What I’m Listening To
This poem from David Whyte is music for the soul, a self-soother in its own right. Click the image to have a listen. Tell us what you think!
What I’m Reading
Were you as CHUFFED as me to learn that a memoirist had been awarded a Nobel Prize in literature? As the New York Times put it, “It was a striking choice by the Nobel committee to honor a writer whose work is woven from intensely personal and often ordinary experiences.” Ahem.
Anyway, Annie Ernaux has been awarded the prize for her body of work, none of which I’ve read. Now I must right that. I’m dithering over which book to read since my TBR pile is high —Shame or A Frozen Woman or something else?? Which book of Ernaux’s are you planning to read?
One book I am reading, which I sense shares tone and themes with Ernaux, is Tara Stillions Whitehead’s Year of the Monster. I highly encourage picking this up. It’s brilliant, and so layered it’s tricky to quote, but here’s one line I teased out: “Two days into a cocaine bender and atomized by loneliness and desire, he perches at the edge of your bed and recites Billy Collins poems until you have to leave for work.”
Click the book to find it at your favorite local bookstore:
Free Reads for You
I’m participating in another swap, hoping to reach new audiences before my next memoir comes out.
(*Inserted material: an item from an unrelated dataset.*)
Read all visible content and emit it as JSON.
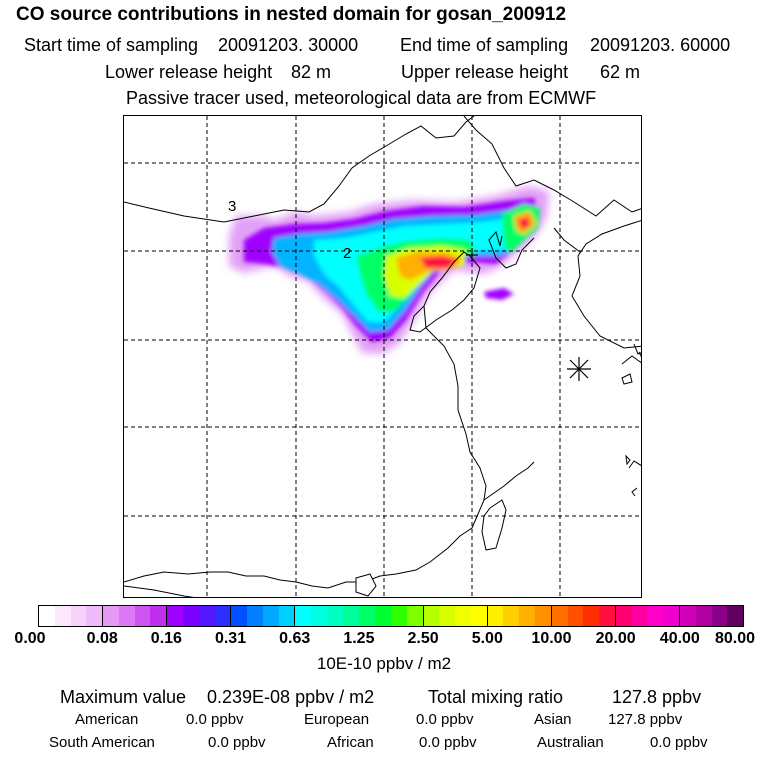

For a limited time, check out these free books by other authors (and me!) here.
Craft Tip
I found it notable (and so Notable-worthy) that I came across three separate pieces in the last month that all dealt with constraint, albeit through very different lenses. Far from limiting creativity, limits can spark radically new approaches.
In a recent newsletter from John August (which is points to a 2009 episode of his podcast, Scriptnotes), he broke down various ways to impose plot on a confined setting. I loved reading how this master of story developed entirely different dramas that could be applied to one limited world.
It reminded me of this piece, featured in August’s Inneresting newsletter, which illustrates how constrained settings can lead to stories that will resonate for decades.
Taken together, these articles made me think how my pandemic short, Inside Hope, about a woman forced to reckon with two lovers stuck in one apartment building, could be reworked outside the pandemic setting. #nerdgasm But who knows if I’ll rework it; that version won awards so maybe best leave well enough alone.
And finally, the Brevity blog also featured a piece on constraint, by writer Amy Goldmacher. In it, Goldmacher points out how limits can inspire creativity. Check it out, it even comes complete with prompts to help you approach whatever you’re working on from a new angle, like a 340-word count limit.
What’s inspired you lately?
xo
*A brief FYI, none of these are affiliate links. I share content I find that’s, in a word, notable.